Roy Upchurch: The running back in yellow shoes may have been the big winner Wednesday when he ran the 40-yard dash in 4.51, which would have been a top-10 time at the Combine.
"I was shooting for a 4.4, but I was close," Upchurch said. "I did 16 on the bench. I started off a little slow, but I had a decent day today."
Eryk Anders: He worked out at both defensive end and linebacker, but wasn't thrilled with his 40 time in the 4.6-4.7 range.
"I wasn't sure what to expect, I just wanted to come in here and do the best that I could," he said. "There's room for improvement so I'll be back out here on the 23rd."
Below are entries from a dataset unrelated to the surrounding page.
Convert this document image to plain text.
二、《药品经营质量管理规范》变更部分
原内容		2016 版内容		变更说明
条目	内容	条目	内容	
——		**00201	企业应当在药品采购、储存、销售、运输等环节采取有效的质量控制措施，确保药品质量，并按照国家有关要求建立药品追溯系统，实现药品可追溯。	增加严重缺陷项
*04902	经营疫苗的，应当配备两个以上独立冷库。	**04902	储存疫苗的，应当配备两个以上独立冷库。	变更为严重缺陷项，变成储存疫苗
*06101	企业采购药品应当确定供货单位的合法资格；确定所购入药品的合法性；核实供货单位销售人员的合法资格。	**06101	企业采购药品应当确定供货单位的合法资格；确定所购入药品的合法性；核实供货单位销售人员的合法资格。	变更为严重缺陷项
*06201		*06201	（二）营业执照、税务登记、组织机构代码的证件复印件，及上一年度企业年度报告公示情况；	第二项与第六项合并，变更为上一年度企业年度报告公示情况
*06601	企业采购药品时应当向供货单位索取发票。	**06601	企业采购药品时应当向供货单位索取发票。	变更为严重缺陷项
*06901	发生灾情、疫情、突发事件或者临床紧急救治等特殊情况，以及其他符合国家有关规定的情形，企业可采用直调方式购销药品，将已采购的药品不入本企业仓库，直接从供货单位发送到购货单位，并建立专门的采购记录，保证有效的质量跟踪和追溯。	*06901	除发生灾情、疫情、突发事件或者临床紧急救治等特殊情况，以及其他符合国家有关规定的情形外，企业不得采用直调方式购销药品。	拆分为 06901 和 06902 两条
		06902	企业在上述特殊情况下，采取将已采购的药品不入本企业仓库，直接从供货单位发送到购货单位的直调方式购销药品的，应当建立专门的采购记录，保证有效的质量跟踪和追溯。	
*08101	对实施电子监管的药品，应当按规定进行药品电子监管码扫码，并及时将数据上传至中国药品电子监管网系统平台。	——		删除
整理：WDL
Mike Johnson: Despite coming off a shoulder injury the offensive lineman benched 21 reps and went through all drills.
"I started training two days after the national championship game and it's nice to slow down and kind of end on a good note," Johnson said. "I thought I did well today."
He ran 5.31 and 5.34 in the 40, 5.05 short shuttle and 8.16 three-cone drill.
Javier Arenas: The cornerback/return specialist only weighed in after sustaining a hamstring tear at the NFL Combine. Despite being frustrated, Arenas has no target date for trying again.
"I can never do enough to be honest with you," Arenas said.
Colin Peek: The tight end was slowed by a hamstring injury and frustrated by running the 40 in 4.94 and 4.93 seconds. He weighed 252 pounds, had a 34.5-inch vertical leap, 9-4 broad jump, 4.39 short shuttle and 7.23 three-cone drill. Peek did not talk to reporters.
Justin Woodall: The safety ran the 40 at approximately 4.6
Reamer: Didn't seem too pleased with his 40 time near 5.0, but numerous scouts talked with him after going drills.
Brandon Deaderick: The defensive lineman did not go through drills because he's still recovering from shoulder surgery. He's expected to work out on the 23rd.